Quantifiable In Vivo Imaging Biomarkers of Retinal Regeneration by Photoreceptor Cell Transplantation.

Purpose: Short-term improvements in retinal anatomy are known to occur in preclinical models of photoreceptor transplantation. However, correlative changes over the long term are poorly understood. We aimed to develop a quantifiable imaging biomarker grading scheme, using noninvasive multimodal confocal scanning laser ophthalmoscopy (cSLO) imaging, to enable serial evaluation of photoreceptor transplantation over the long term. Methods: Photoreceptor cell suspensions or sheets from rhodopsin-green fluorescent protein mice were transplanted subretinally, into either NOD.CB17-Prkdcscid/J or C3H/HeJ-Pde6brd1 mice. Multimodal cSLO imaging was performed serially for up to three months after transplantation. Imaging biomarkers were scored, and a grade was defined for each eye by integrating the scores. Image grades were correlated with immunohistochemistry (IHC) data.
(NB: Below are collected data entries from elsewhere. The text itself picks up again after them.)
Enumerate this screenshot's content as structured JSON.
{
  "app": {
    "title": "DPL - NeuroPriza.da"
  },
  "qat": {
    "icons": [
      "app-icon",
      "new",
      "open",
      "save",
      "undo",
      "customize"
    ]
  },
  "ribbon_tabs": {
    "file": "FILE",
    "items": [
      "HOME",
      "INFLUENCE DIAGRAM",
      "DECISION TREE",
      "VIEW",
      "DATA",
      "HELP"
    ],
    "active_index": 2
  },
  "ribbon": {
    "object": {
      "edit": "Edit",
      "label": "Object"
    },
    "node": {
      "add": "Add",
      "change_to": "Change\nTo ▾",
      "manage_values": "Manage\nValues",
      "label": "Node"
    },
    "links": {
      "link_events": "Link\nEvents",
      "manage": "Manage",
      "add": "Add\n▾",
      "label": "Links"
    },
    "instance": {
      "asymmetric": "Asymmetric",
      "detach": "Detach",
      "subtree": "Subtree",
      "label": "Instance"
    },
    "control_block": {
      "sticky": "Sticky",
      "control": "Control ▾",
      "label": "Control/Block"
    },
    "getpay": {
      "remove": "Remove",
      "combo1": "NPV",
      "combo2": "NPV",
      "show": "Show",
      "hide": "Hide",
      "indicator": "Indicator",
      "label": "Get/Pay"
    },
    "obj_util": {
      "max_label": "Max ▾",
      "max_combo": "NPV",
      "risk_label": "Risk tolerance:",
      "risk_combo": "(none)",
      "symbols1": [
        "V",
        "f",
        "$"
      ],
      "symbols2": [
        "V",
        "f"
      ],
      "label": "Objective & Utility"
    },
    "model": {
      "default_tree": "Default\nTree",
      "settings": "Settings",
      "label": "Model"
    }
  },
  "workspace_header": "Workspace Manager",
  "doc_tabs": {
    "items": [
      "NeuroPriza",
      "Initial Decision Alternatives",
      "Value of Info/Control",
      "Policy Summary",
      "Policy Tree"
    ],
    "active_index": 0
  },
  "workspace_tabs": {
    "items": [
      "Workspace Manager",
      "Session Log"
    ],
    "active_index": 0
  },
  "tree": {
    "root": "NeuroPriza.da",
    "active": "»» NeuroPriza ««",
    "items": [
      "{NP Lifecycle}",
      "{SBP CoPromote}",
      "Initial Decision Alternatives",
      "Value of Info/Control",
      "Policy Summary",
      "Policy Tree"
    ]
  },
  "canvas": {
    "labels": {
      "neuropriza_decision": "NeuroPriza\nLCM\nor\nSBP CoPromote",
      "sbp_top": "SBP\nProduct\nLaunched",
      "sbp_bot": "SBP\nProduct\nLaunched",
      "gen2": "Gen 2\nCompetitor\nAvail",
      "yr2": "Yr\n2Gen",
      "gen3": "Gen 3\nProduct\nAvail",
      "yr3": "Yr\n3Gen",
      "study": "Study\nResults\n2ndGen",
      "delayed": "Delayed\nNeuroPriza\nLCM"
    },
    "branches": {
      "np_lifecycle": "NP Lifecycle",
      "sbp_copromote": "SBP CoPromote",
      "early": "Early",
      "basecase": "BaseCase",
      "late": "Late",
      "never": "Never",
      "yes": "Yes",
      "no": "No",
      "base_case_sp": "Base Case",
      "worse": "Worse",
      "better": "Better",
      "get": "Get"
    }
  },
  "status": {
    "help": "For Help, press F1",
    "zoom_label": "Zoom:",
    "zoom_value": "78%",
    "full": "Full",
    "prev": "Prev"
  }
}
Results: Multimodal imaging enabled the extraction of quantitative imaging biomarkers including graft size, GFP intensity, graft length, on-target graft placement, intra-graft lamination, hemorrhage, retinal atrophy, and periretinal proliferation. Migration of transplanted material was observed. Changes in biomarker scores and grades were detected in 14/16 and 7/16 eyes, respectively. A high correlation was found between image grades and IHC parameters. Conclusions: Serial evaluation of multiple imaging biomarkers, when integrated into a per-eye grading scheme, enabled comprehensive tracking of longitudinal changes in photoreceptor cell grafts over time. The application of systematic multimodal in vivo imaging could be useful in increasing the efficiency of preclinical retinal cell transplantation studies in rodents and other animal models. Translational Relevance: By allowing longitudinal evaluation of the same animal over time, and providing quantifiable biomarkers, non-invasive multimodal imaging improves the efficiency of retinal transplantation studies in animal models. Such assays will facilitate the development of cell therapy for retinal diseases.